Abstract: By testing the shear performance of 6 UHPC beams without Stirrups, considering the influence of steel fiber content and specimen size, and analyzing the test phenomenon, load-deflection curve and compressive strain of concrete curve arch under the shear action of the test beam, the influencing factors of the shear resistance of UHPC beams without ribs were discussed, and the test found that the size of the specimen showed a regular influence on the shear bearing capacity of the beam, and the larger the size of the beam, the smaller the nominal ultimate shear stress.

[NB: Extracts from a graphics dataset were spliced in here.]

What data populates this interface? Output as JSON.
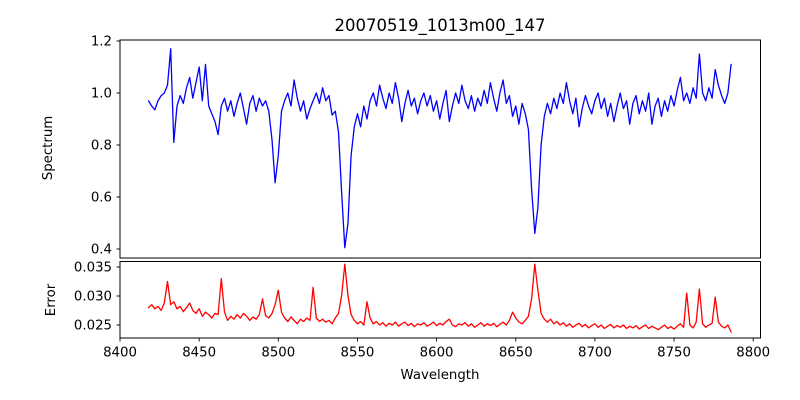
{
  "colors": {
    "spectrum_line": "#0000ff",
    "error_line": "#ff0000",
    "axis": "#000000",
    "background": "#ffffff",
    "text": "#000000"
  },
  "chart_data": [
    {
      "type": "line",
      "panel": "spectrum",
      "title": "20070519_1013m00_147",
      "ylabel": "Spectrum",
      "legend": "none",
      "grid": false,
      "color": "#0000ff",
      "xlim": [
        8400,
        8804.6
      ],
      "ylim": [
        0.3654,
        1.2038
      ],
      "yticks": [
        1.2,
        1.0,
        0.8,
        0.6,
        0.4
      ],
      "ytick_labels": [
        "1.2",
        "1.0",
        "0.8",
        "0.6",
        "0.4"
      ],
      "x_start": 8418,
      "x_step": 2,
      "values": [
        0.97,
        0.95,
        0.935,
        0.97,
        0.99,
        1.0,
        1.03,
        1.17,
        0.81,
        0.95,
        0.99,
        0.96,
        1.02,
        1.06,
        0.98,
        1.04,
        1.1,
        0.97,
        1.11,
        0.95,
        0.92,
        0.89,
        0.84,
        0.95,
        0.98,
        0.93,
        0.97,
        0.91,
        0.96,
        1.0,
        0.94,
        0.88,
        0.96,
        0.99,
        0.93,
        0.98,
        0.95,
        0.97,
        0.93,
        0.82,
        0.655,
        0.76,
        0.93,
        0.97,
        1.0,
        0.95,
        1.05,
        0.98,
        0.93,
        0.97,
        0.9,
        0.94,
        0.97,
        1.0,
        0.96,
        1.02,
        0.97,
        0.99,
        0.915,
        0.93,
        0.85,
        0.62,
        0.405,
        0.5,
        0.76,
        0.87,
        0.92,
        0.87,
        0.95,
        0.9,
        0.97,
        1.0,
        0.95,
        1.03,
        0.98,
        0.94,
        1.0,
        0.96,
        1.04,
        0.98,
        0.89,
        0.96,
        1.01,
        0.95,
        0.98,
        0.92,
        0.97,
        1.0,
        0.95,
        0.99,
        0.93,
        0.97,
        0.9,
        0.96,
        1.01,
        0.89,
        0.95,
        1.0,
        0.96,
        1.03,
        0.97,
        0.94,
        0.99,
        0.93,
        0.98,
        0.95,
        1.01,
        0.96,
        1.04,
        0.98,
        0.93,
        1.0,
        1.05,
        0.96,
        0.99,
        0.91,
        0.95,
        0.88,
        0.96,
        0.92,
        0.86,
        0.63,
        0.46,
        0.56,
        0.8,
        0.91,
        0.96,
        0.92,
        0.98,
        0.94,
        1.0,
        0.96,
        1.04,
        0.97,
        0.92,
        0.98,
        0.87,
        0.94,
        0.99,
        0.95,
        0.92,
        0.97,
        1.0,
        0.94,
        0.98,
        0.91,
        0.96,
        0.89,
        0.95,
        1.0,
        0.94,
        0.97,
        0.88,
        0.96,
        0.99,
        0.92,
        0.97,
        0.93,
        1.0,
        0.88,
        0.95,
        0.98,
        0.91,
        0.97,
        0.93,
        0.99,
        0.95,
        1.01,
        1.06,
        0.97,
        1.0,
        0.96,
        1.02,
        0.98,
        1.15,
        1.0,
        0.97,
        1.02,
        0.98,
        1.09,
        1.03,
        0.99,
        0.96,
        1.0,
        1.11
      ]
    },
    {
      "type": "line",
      "panel": "error",
      "ylabel": "Error",
      "xlabel": "Wavelength",
      "legend": "none",
      "grid": false,
      "color": "#ff0000",
      "xlim": [
        8400,
        8804.6
      ],
      "ylim": [
        0.02276,
        0.03595
      ],
      "yticks": [
        0.035,
        0.03,
        0.025
      ],
      "ytick_labels": [
        "0.035",
        "0.030",
        "0.025"
      ],
      "xticks": [
        8400,
        8450,
        8500,
        8550,
        8600,
        8650,
        8700,
        8750,
        8800
      ],
      "xtick_labels": [
        "8400",
        "8450",
        "8500",
        "8550",
        "8600",
        "8650",
        "8700",
        "8750",
        "8800"
      ],
      "x_start": 8418,
      "x_step": 2,
      "values": [
        0.028,
        0.0285,
        0.0278,
        0.0282,
        0.0275,
        0.0288,
        0.0325,
        0.0285,
        0.029,
        0.0278,
        0.0282,
        0.0273,
        0.028,
        0.0288,
        0.0275,
        0.027,
        0.0278,
        0.0265,
        0.0272,
        0.0268,
        0.0262,
        0.027,
        0.0268,
        0.033,
        0.0272,
        0.0258,
        0.0265,
        0.026,
        0.0268,
        0.0262,
        0.027,
        0.0265,
        0.0258,
        0.0264,
        0.026,
        0.0268,
        0.0295,
        0.0266,
        0.0262,
        0.027,
        0.0285,
        0.031,
        0.0272,
        0.0262,
        0.0256,
        0.0264,
        0.0258,
        0.0252,
        0.026,
        0.0256,
        0.0262,
        0.0258,
        0.0315,
        0.0262,
        0.0256,
        0.026,
        0.0255,
        0.0258,
        0.0252,
        0.0262,
        0.027,
        0.03,
        0.0355,
        0.03,
        0.0268,
        0.0258,
        0.0252,
        0.0256,
        0.025,
        0.029,
        0.0262,
        0.0252,
        0.0256,
        0.025,
        0.0254,
        0.0248,
        0.0253,
        0.025,
        0.0255,
        0.0248,
        0.0252,
        0.0255,
        0.0249,
        0.0253,
        0.0247,
        0.0252,
        0.025,
        0.0254,
        0.0248,
        0.0251,
        0.0255,
        0.0249,
        0.0253,
        0.025,
        0.0256,
        0.026,
        0.025,
        0.0247,
        0.0252,
        0.025,
        0.0254,
        0.0248,
        0.0252,
        0.0246,
        0.025,
        0.0254,
        0.0248,
        0.0252,
        0.0249,
        0.0253,
        0.0247,
        0.0251,
        0.0255,
        0.025,
        0.0258,
        0.0272,
        0.0262,
        0.0255,
        0.0252,
        0.0258,
        0.0265,
        0.0295,
        0.0355,
        0.031,
        0.027,
        0.026,
        0.0255,
        0.026,
        0.0252,
        0.0256,
        0.025,
        0.0254,
        0.0248,
        0.0252,
        0.0246,
        0.025,
        0.0253,
        0.0247,
        0.0251,
        0.0245,
        0.0249,
        0.0252,
        0.0246,
        0.025,
        0.0244,
        0.0248,
        0.0251,
        0.0245,
        0.0249,
        0.0246,
        0.025,
        0.0244,
        0.0248,
        0.0245,
        0.0249,
        0.0243,
        0.0247,
        0.025,
        0.0244,
        0.0248,
        0.0245,
        0.0242,
        0.0246,
        0.025,
        0.0244,
        0.0247,
        0.0243,
        0.0248,
        0.0252,
        0.0246,
        0.0305,
        0.025,
        0.0245,
        0.0255,
        0.0312,
        0.0252,
        0.0246,
        0.025,
        0.0253,
        0.0298,
        0.0255,
        0.0248,
        0.0245,
        0.025,
        0.0238
      ]
    }
  ]
}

When the specimen size is small, the addition of steel fiber can increase the ductility, stiffness and shear bearing capacity of the beam, but when the specimen size is large (h0≥490mm), the ductility of the beam cannot be increased; With the increase of the size of the specimen, the deformation capacity of the beam gradually decreases, the stiffness and brittleness increase, and the bridging effect of the steel fiber weakens with the increase of the specimen size. Considering the dimensional effect of concrete arch under beam shear resistance, the shear bearing capacity model of UHPC beam without ribs was derived, and the calculated value of the model was in good agreement with the experimental value, and the variability was small.